Misalnya kita akan mengkonsumsi makanan berbasis daging, maka perlu ditelusuri dari mulai cara penyembelihan, Rumah Potong Hewan (RPH) yang telah disertifikasi halal oleh LPPOM MUI. Hingga proses produksi, distribusi dan yang lainnya sampai tersaji di meja makanan untuk siap dikonsumsi.
Jika daging tersebut adalah daging impor, maka proses distribusi daging tersebut harus dipastikan terbebas dari kontaminasi bahan non halal dan najis. Mulai dari kontainer yang akan dipakai, hingga pengapalan daging harus melalui halal hub yang telah terjamin kehalalannya.
Pada proses penyembelihan hewan, baik daging impor maupun lokal Indonesia harus memenuhi standar penyembelihan sesuai syariat Islam. Juga, harus berasal dari Rumah Potong Hewan (RPH) serta Rumah Potong Ayam (RPA) yang telah disertifikasi halal oleh MUI. Untuk daging impor, telah disertifikasi halal oleh Lembaga Sertifikasi Halal Luar Negeri (LSHLN) yang telah diakui oleh Majelis Ulama Indonesia (MUI).
(Baca juga : Inilah Lembaga Sertifikasi Halal Luar Negeri (LSHLN) yang telah diakui oleh MUI)
Selain itu, daging juga memerlukan penanganan yang bagus untuk menentukan tidak adanya kontaminasi kandungan tidak halal di setiap daging yang diolah. Karena pada proses pengolahan ada penambahan bahan pada daging tersebut. Bahan tersebut bisa berupa bahan tambahan maupun bahan penolong dalam proses pengolahan daging tersebut.

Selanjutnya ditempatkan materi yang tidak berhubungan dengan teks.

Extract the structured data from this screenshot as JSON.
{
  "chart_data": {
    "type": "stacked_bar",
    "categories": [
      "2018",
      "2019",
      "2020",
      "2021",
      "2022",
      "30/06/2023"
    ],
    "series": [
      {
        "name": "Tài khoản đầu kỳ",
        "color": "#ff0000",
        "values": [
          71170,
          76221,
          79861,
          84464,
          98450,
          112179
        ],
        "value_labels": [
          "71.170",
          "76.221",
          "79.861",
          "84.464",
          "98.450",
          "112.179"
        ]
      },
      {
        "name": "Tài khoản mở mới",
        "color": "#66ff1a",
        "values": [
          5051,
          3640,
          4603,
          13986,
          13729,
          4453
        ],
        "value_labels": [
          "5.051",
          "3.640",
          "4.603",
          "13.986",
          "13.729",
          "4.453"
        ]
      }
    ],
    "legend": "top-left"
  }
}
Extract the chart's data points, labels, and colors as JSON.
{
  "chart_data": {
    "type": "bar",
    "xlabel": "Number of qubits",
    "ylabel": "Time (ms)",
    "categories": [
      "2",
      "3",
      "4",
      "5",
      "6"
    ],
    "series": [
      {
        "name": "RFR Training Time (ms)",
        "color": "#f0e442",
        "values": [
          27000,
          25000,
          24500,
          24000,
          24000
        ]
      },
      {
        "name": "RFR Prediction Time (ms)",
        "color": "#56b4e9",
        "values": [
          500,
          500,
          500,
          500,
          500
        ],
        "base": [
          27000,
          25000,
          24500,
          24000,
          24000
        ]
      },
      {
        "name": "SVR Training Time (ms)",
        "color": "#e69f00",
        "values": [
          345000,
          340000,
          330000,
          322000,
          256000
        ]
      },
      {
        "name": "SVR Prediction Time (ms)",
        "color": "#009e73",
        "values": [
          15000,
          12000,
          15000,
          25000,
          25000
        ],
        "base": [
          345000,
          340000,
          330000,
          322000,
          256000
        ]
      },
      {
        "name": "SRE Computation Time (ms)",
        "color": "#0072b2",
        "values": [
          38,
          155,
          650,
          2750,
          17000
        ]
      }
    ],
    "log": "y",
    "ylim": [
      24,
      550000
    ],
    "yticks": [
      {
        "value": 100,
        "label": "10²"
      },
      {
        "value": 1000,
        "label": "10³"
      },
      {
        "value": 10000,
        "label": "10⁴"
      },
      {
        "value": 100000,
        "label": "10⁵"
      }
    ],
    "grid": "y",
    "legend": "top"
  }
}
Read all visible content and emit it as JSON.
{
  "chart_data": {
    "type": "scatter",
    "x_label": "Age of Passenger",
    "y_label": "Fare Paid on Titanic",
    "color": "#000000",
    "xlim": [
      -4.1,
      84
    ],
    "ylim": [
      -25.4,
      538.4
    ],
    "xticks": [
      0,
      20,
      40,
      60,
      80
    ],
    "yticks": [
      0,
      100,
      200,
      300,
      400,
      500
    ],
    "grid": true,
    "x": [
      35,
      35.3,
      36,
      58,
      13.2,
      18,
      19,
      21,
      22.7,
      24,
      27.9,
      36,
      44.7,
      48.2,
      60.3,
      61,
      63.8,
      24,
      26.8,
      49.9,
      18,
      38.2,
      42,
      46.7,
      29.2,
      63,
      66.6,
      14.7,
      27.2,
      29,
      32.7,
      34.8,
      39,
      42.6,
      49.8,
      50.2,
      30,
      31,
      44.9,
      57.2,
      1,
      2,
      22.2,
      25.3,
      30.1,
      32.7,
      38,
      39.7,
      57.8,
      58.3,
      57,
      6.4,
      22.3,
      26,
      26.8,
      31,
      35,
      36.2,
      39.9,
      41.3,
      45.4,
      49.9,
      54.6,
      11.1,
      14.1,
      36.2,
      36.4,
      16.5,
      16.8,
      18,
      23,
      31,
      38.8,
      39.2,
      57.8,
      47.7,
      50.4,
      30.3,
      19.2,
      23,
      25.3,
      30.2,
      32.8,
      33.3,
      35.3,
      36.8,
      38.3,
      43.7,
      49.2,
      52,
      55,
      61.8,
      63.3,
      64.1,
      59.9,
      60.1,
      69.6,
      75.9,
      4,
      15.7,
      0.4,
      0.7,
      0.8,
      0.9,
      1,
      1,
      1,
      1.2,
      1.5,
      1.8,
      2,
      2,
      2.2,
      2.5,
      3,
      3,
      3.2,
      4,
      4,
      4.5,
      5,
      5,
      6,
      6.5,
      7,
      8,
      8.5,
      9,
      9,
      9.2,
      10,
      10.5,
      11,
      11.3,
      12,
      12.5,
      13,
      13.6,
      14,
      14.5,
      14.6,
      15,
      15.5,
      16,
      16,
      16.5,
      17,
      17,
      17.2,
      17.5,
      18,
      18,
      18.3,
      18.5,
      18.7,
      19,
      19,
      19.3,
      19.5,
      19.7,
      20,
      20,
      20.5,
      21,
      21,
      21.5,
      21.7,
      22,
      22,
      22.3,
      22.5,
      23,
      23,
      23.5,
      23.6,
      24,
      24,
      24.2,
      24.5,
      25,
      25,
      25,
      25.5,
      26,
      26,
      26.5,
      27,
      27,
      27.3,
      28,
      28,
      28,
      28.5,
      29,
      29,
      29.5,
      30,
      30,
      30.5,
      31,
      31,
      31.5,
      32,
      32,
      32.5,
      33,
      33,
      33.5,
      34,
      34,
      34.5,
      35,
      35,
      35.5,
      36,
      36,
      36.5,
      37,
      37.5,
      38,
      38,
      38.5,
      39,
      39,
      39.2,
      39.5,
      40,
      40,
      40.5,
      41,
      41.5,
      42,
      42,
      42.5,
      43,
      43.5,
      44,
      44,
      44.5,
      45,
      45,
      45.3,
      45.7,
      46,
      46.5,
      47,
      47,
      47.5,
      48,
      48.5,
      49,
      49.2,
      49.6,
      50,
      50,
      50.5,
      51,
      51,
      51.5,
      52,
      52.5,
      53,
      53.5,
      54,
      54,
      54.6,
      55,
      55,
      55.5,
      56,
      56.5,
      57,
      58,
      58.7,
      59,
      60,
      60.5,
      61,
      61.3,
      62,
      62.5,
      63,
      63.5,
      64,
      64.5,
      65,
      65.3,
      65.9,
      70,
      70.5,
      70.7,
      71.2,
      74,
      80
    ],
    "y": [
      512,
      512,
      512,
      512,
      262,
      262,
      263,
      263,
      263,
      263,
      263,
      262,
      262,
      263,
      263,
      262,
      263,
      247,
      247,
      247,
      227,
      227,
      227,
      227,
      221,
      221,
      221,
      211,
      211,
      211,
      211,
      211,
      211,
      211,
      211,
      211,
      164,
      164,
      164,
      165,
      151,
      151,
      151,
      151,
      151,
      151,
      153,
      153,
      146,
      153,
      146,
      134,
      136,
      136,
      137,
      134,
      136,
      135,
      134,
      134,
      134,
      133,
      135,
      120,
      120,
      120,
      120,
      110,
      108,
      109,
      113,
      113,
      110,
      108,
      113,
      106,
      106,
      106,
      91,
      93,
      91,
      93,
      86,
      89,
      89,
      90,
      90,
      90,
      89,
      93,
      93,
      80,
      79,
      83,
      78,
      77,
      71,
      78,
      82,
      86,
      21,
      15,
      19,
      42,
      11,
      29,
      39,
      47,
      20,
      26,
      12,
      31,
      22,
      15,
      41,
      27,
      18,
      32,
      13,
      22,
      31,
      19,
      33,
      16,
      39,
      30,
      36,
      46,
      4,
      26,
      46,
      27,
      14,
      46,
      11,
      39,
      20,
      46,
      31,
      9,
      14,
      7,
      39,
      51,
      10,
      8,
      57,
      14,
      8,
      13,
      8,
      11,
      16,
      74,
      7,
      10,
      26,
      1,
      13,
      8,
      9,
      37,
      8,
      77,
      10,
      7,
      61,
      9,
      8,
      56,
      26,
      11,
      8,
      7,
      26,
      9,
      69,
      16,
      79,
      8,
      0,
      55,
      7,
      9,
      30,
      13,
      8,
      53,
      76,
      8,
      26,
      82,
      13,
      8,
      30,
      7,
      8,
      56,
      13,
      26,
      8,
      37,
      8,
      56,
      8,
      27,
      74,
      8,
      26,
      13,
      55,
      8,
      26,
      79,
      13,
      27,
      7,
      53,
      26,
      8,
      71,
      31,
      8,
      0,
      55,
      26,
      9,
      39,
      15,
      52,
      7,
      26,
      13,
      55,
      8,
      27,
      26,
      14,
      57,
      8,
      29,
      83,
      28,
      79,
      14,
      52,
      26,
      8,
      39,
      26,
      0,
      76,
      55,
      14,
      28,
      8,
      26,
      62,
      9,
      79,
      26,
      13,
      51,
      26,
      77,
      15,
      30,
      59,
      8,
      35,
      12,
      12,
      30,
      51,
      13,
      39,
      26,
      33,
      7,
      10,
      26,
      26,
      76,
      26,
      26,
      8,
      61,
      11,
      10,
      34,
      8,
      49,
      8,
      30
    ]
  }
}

Dari semua bahan tambahan dan penolong tersebut, maka harus dipastikan kehalalannya, baik sumber maupun bahan itu sendiri. Setelah dari pengolahan, maka daging tersebut akan masuk pada proses pengemasan, dari sini pula, kemasan harus dipastikan kehalalannya.
Dari proses pengemasan, maka hal selanjutnya yang harus dipastikan kehalalannya adalah proses penyajian di restoran. Daging yang disajikan tidak ada campuran bahan yang non halal dan najis. Fasilitas harus dedicated halal. Hal ini penting, karena di beberapa tempat terkadang produk halal berdampingan dengan produk non halal.
Hingga pada sajian kepada konsumen, bagaimana preparasi meja makan terbebas dari kontaminasi bahan haram dan najis.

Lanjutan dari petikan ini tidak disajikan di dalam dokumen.